Friday, July 21, 2017

The earth stood still because it misread Beirut traffic lights (and other geographical indications in Lebanon)

Artwork by Tarek Chemaly and Fady Chahine
Well there you go, the earth stood still - it took the Beirut traffic lights seriously when they are nothing more than mere suggestions. On intersections with police officers on them, giving contradictory signals to the ones on the lights, please do not move before he finishes his discussion with his long lost "khayye habibi" who happens to have wanted to take a turn to the right but criss-crossed three lanes (causing almost four accidents) to speak to the policeman in question.

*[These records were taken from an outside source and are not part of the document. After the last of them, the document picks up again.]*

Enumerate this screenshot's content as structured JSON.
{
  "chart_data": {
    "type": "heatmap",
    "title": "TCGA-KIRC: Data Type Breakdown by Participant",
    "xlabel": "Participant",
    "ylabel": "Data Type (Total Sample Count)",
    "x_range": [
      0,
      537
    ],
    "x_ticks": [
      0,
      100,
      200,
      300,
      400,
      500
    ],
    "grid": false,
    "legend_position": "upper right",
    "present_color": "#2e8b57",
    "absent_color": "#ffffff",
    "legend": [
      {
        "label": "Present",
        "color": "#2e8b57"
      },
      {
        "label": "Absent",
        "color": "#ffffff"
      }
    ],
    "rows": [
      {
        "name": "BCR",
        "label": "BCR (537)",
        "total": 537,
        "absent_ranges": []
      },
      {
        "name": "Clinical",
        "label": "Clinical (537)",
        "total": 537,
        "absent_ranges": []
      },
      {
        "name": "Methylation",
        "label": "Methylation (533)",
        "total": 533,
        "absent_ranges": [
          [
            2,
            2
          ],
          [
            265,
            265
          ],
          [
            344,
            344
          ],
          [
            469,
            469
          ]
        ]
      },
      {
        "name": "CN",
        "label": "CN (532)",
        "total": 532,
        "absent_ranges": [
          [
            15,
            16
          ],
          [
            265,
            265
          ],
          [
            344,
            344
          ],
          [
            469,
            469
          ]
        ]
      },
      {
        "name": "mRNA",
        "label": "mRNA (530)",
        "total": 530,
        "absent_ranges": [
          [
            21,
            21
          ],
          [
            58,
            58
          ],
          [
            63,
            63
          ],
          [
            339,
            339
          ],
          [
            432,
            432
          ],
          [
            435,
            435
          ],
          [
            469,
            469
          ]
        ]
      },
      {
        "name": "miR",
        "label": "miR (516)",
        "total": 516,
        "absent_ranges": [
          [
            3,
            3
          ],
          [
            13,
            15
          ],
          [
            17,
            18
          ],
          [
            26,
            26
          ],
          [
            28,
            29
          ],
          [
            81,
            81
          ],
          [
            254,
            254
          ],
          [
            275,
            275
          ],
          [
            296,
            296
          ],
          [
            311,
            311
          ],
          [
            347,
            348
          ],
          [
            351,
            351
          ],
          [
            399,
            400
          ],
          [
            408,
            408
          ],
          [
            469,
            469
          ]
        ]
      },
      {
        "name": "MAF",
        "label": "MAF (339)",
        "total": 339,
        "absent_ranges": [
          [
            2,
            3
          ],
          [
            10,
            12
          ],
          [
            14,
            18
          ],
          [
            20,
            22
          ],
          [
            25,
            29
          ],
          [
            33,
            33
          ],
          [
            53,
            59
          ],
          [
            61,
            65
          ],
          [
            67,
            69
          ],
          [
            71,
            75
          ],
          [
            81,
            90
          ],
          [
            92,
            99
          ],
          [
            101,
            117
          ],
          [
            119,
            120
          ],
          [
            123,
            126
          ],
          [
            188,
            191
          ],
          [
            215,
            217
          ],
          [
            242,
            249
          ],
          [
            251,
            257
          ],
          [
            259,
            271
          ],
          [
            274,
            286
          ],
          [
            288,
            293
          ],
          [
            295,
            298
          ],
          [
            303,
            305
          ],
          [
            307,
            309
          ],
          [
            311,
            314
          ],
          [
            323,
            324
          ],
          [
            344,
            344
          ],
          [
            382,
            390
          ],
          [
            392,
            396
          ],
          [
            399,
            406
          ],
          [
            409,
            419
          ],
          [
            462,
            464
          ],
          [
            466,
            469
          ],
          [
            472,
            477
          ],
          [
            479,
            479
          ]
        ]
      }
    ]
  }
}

I was once in Dahyeh asking about a certain address, the indications given to me by a young man were like - "take your left then you see a parked red car, after the car go right, there's a sign for a butcher but he might be closed, cross to the right - there's a van on the corner - and the building you want is right there".
Lo and behold, the red car was there, the butcher was closed, the van was right on the spot, and the building was right there. With a small problem: It had no entrance. As in seriously, I went behind it, in front of it, to the sides, but there was no entrance. So I dutifully went back to the man and explained to him my issue. He looked at me as if to say "must I do everything in this town?" so on we went again to the red car, the closed butcher, the van, and when we go to the building the young man went to the side of it, took off a zinc piece of metal which was laid there and showed me what could be described as hole-in-the-wall-cum-entrance for an eight story building. "There! Can't you see the entrance?"
Of course, such incidents are not unusual - if you ever take a bus to the north, on the way back, it is often that passengers ask to be deposited as "jisr el khachab" - the wooden bridge. It happened several times and it left me puzzled, whenever the bus would stop there was no bridge in sight, neither wooden nor otherwise.
So I took my guts in both hands and asked the driver about it. Needless to say, he gave me the same look that man in Dahyeh did - must I explain everything to dim-witted Beirutis? - and he showed me a wooden element which goes right above the water-channeling ditch right where he parked. "See?" he self-evidently said. "That's a wooden bridge". Apparently, the presence of a small piece of wood above a ditch to help passengers go to the other side of it is deemed enough to be called bridge.
Now of course, sometimes it's pushing it, on a bill from Electricite du Liban, the famous American University of Beirut was described as, "opposite McDonald's". Which brings us to "7ad wayn aloulak?" - whenever you hear this, run!